Vania Maria Rodrigues Miranda

Última alteração: 20-10-19

Resumo


Objeto de pesquisa: as greves dos trabalhadores da educação básica pública de Mato Grosso no período de 1989 a 2000.

A escolha do recorte se dá, em referência um ano após a promulgação da Carta Constituinte em 5 de outubro de 1988, na qual garantiu o direito de greve, a livre organização sindical, ao ano da publicação da Constituição Estadual em 1989. Do início de uma reorientação da organização sindical com novas pautas, o movimento propositivo nos anos 2000.

As fontes utilizadas na pesquisa são a fonte escrita e oral, sendo: as atas das assembleias pertencentes ao Sindicato dos Trabalhadores no Ensino Público de Mato Grosso; matérias de jornais veiculados pela imprensa no período das greves; e entrevistas com dirigentes e ex-dirigentes do SINTEP-MT. Em relação às fontes orais, estou aguardando o parecer do Comitê de Humanidades da UFMT.

O referencial teórico a ser utilizado é o marxista, o pensamento dialético como método de análise da realidade, utilizando a própria prática como argumento e as categorias: historicidade, totalidade e contrariedade.

No decorrer do período de 1989 a 2000, as greves foram constantes, isso em razão da política e postura adotada pelo governo. Em 11 anos foram 12 greves com a duração de mais de trinta dias correntes.

Resultados parciais:

  1. Uma categoria que aponta desafios na organização e mobilização, isso é observado nas deliberações das assembleias gerais, cito a proposta de um representante por escola. Entretanto, manteve greves por mais de 30 dias, chegando a 62.

  2. A unificação dos trabalhadores da educação se consolida na década de 90, embora o governo tenha apresentado resistência.
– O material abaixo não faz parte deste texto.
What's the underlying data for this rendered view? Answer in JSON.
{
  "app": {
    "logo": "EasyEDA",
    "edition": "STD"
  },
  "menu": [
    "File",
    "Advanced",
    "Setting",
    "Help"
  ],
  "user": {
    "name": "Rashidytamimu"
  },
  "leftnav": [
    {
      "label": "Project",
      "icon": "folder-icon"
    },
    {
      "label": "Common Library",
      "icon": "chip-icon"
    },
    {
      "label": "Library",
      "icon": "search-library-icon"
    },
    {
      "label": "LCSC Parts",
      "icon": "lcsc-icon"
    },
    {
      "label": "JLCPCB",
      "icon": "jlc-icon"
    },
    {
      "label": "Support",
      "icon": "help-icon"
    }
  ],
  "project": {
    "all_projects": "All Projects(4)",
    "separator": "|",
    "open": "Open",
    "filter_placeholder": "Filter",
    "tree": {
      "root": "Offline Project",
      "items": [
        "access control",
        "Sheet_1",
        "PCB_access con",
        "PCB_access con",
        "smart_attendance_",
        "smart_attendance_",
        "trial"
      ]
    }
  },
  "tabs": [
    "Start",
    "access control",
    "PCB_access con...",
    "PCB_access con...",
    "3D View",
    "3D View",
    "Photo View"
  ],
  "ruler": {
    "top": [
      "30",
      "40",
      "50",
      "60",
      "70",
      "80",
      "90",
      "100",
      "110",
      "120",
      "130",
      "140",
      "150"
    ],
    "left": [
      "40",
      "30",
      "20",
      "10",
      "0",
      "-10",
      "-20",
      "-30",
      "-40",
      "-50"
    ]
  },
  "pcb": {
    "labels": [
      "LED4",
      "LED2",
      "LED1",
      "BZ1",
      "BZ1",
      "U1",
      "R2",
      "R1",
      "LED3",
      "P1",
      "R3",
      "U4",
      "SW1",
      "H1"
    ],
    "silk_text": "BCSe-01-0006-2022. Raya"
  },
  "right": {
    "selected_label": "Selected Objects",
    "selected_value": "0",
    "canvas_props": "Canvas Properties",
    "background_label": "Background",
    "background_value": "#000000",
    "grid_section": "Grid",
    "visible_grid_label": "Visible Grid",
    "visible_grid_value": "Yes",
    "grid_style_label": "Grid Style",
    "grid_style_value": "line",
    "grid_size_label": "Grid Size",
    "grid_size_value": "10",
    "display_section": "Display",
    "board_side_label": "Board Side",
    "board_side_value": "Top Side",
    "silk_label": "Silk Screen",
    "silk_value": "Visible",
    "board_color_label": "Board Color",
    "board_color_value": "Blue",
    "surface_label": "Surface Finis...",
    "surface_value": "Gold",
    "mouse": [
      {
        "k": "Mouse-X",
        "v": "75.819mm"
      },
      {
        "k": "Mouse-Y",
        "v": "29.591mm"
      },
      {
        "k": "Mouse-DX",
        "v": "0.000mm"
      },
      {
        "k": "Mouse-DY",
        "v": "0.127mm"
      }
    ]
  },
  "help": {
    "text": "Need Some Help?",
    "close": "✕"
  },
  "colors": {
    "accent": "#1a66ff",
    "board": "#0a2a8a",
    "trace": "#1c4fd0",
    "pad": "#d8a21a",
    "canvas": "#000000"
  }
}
A imprensa ao divulgar a greve como sendo de professores e não trabalhadores da educação, cito como exemplo o Jornal do Dia 20 de fevereiro de 1991 “Professores ameaçam invadir a AL se não sair salários atrasados.”

  3. Verifica o avanço na pauta de reivindicação como o debate de como se dá o ensino aprendizado, a construção curricular.

  4. A formação política e sindical que o movimento proporcionou. Lideranças sindicais que hoje são referências, nacional. Como professor João Monlevade, Carlos Abicalil e outros.

  5. Observa e confirma as conquistas que se tornaram referência como a Lei 050/98 LOPEB, aponta o Piso, hora atividade, paridade no salário, profissionalização dos trabalhadores. Lei do Sistema de Ensino e Gestão Democrática.

  6. Única categoria que repõem os dias parados. Os trabalhadores passam a apresentar propostas para as reposições, garantindo o direito ao estudante.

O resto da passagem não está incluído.